There is another kind of evil which we must fear most, and that is the indifference of good men. -- Boondock Saints
RTFA
Thats teacher Allan Cameron, the other bearded guy is also a teacher Fredi Lajvardi.
I was going to go to this high school. It's a dump but there were far more [gang] fights/shootings at the school I ended up going to (North HS), which was literally across the street from the Phoenix Country Club.
Carl Hayden has a nice computer-oriented "magnet" program that attracts a lot of nerds, probably the same that won this competition.
Latewire
From the article (it is good, I suggest you read it) there are links to a scholarship fund for these 4 as well as comments in general on a proposed federal act. These families probably cannot even afford the 3% interest.
----
Oscar wipes the white gypsum dust from his face. It's a hot Tuesday afternoon in Phoenix, and he's hanging sheetrock. He graduated from Carl Hayden last spring, and this is the best work he can find. He enjoys walking into the half-built homes and analyzing the engineering. He thinks it'll keep him sharp until he can save up enough money to study engineering at Arizona State University. It will cost him approximately $50,000 as an out-of-state student. That's a lot of sheet-rocking.

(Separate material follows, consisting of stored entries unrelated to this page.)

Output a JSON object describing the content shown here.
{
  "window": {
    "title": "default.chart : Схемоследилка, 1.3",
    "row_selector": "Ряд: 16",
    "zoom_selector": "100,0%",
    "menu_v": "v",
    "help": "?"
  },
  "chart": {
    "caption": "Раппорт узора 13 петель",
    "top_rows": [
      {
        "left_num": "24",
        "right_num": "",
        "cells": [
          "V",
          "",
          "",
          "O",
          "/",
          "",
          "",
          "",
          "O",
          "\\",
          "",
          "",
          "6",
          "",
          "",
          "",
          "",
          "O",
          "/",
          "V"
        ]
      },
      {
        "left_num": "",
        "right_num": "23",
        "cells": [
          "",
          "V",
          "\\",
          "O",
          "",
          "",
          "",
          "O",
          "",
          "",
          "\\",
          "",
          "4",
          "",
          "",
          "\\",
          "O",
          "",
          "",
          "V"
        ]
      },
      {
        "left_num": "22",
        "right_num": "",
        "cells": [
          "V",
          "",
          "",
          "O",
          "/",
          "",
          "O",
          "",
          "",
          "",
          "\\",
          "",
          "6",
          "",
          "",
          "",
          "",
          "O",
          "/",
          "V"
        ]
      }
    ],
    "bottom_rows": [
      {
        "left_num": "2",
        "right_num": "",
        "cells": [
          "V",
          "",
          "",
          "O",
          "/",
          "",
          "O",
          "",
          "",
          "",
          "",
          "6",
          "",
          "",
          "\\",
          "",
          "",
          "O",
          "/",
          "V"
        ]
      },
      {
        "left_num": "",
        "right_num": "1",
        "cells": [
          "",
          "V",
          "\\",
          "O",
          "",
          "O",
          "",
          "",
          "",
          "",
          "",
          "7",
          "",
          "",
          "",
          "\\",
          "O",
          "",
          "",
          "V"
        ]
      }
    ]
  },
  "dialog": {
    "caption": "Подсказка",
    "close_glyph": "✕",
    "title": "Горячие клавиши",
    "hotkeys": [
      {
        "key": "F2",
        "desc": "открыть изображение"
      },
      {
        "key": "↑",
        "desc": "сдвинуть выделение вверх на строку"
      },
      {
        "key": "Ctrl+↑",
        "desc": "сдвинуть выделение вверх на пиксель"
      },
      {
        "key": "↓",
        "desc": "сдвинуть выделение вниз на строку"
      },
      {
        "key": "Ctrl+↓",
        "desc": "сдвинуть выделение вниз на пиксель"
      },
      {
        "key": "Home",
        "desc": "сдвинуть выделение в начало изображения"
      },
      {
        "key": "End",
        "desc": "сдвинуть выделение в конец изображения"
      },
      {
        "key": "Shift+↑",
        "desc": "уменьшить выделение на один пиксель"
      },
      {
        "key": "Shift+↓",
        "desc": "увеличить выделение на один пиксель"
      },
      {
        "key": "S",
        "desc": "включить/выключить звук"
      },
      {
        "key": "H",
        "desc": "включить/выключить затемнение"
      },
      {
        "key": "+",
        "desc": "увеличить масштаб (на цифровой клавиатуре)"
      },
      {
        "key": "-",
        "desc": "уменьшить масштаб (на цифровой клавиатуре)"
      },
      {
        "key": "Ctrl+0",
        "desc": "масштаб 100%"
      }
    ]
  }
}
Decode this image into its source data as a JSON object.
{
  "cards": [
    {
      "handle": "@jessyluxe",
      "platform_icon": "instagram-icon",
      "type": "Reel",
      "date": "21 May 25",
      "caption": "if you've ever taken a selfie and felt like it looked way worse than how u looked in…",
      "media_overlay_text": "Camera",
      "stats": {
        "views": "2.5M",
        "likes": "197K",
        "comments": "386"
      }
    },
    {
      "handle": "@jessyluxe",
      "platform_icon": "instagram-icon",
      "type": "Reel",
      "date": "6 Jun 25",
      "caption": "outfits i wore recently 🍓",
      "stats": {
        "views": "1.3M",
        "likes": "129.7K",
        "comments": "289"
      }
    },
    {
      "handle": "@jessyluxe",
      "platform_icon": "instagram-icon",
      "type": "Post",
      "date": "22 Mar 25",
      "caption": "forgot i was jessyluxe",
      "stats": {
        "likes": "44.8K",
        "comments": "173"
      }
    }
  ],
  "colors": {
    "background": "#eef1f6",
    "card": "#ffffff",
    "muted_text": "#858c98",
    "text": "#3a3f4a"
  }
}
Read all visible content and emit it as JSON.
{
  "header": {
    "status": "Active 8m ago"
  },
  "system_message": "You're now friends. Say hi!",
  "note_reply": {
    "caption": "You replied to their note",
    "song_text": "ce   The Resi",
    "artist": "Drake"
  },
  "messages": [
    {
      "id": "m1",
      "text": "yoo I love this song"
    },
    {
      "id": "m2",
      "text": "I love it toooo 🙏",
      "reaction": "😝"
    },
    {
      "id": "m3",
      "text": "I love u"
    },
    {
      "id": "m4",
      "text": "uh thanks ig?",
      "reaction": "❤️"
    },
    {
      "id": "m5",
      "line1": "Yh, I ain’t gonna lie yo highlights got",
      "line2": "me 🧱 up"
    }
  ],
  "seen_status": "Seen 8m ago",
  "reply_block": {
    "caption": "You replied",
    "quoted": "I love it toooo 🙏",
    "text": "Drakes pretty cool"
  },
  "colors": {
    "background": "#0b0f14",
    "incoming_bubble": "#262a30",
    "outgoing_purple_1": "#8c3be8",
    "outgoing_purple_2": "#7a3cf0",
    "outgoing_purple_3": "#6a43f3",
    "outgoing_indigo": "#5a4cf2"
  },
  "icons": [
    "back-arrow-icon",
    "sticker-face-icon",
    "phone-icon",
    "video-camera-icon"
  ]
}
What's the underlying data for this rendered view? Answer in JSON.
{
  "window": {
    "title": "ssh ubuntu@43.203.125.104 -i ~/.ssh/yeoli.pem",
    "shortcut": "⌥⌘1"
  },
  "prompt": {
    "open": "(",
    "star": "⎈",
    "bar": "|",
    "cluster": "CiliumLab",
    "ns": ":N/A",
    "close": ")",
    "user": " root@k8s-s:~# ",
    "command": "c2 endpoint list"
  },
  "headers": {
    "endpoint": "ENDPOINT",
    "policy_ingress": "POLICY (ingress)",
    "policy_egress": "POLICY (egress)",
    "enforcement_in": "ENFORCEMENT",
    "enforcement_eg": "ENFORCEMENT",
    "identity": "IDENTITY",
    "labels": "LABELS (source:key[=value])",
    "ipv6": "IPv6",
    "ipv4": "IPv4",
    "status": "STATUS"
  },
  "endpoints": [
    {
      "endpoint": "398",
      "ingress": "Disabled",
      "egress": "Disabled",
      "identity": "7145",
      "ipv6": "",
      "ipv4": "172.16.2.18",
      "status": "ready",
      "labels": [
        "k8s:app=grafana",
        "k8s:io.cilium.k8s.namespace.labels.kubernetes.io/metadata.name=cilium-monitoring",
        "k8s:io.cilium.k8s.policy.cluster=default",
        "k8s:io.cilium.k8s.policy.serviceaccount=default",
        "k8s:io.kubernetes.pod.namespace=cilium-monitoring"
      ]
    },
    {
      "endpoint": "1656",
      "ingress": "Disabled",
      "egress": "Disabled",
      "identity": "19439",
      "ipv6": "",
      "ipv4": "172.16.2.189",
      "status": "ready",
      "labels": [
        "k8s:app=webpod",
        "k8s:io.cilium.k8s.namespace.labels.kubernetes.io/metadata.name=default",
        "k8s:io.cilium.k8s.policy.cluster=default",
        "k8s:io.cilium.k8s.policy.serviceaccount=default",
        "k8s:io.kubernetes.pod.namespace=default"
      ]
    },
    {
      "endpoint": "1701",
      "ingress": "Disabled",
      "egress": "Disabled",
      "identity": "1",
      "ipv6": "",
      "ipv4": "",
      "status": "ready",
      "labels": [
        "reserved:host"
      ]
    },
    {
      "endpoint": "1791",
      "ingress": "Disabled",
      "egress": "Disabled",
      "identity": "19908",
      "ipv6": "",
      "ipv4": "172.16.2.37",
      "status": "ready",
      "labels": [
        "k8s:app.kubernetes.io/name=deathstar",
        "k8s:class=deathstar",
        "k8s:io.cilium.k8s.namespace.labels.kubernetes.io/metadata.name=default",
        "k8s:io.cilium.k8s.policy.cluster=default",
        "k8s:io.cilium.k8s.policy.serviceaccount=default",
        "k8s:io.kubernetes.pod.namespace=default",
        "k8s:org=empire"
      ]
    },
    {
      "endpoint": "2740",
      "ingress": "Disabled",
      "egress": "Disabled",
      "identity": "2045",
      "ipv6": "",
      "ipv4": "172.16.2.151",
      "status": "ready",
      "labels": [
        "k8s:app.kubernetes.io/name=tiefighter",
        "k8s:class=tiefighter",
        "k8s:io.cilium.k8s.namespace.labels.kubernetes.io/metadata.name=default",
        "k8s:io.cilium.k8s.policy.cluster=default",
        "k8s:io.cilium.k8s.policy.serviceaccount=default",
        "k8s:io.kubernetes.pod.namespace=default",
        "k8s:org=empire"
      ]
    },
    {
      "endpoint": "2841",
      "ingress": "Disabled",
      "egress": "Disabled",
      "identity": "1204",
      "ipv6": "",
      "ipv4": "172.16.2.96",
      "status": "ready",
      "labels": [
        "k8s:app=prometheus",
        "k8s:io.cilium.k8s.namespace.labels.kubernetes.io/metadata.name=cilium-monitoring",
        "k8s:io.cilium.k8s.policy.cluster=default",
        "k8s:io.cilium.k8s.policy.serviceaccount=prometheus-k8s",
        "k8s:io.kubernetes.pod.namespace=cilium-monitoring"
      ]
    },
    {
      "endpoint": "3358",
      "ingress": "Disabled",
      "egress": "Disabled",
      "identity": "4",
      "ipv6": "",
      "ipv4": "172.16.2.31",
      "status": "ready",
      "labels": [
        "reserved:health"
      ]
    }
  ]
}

Luis also graduated and is filing papers in a Phoenix Social Security Services office. Cristian and Lorenzo are now juniors. Their families can barely support themselves, let alone raise the money to send their kids to college. Last summer, Cristian's hopes flagged even further when his family was forced to spend $3,000 to replace the decrepit air-conditioning unit in their aluminum trailer. Without AC, the trailer turns into a double-wide oven in the desert heat.
----
And they're not alone. Approximately 60,000 undocumented students graduate from US high schools every year. One promising solution, according to Cameron and other advocates for immigrant kids, is the Dream Act, federal legislation that would give in-state tuition and temporary resident status to undocumented students who graduate from a US high school after being enrolled in the States for five years or more. The bill, which was introduced in 2003 and is slated to be resubmitted this spring, aims to give undocumented students a reason to stay in school. If they do, the act promises financial assistance for college. In turn, immigrants would pay taxes and be able to contribute their talents to the US.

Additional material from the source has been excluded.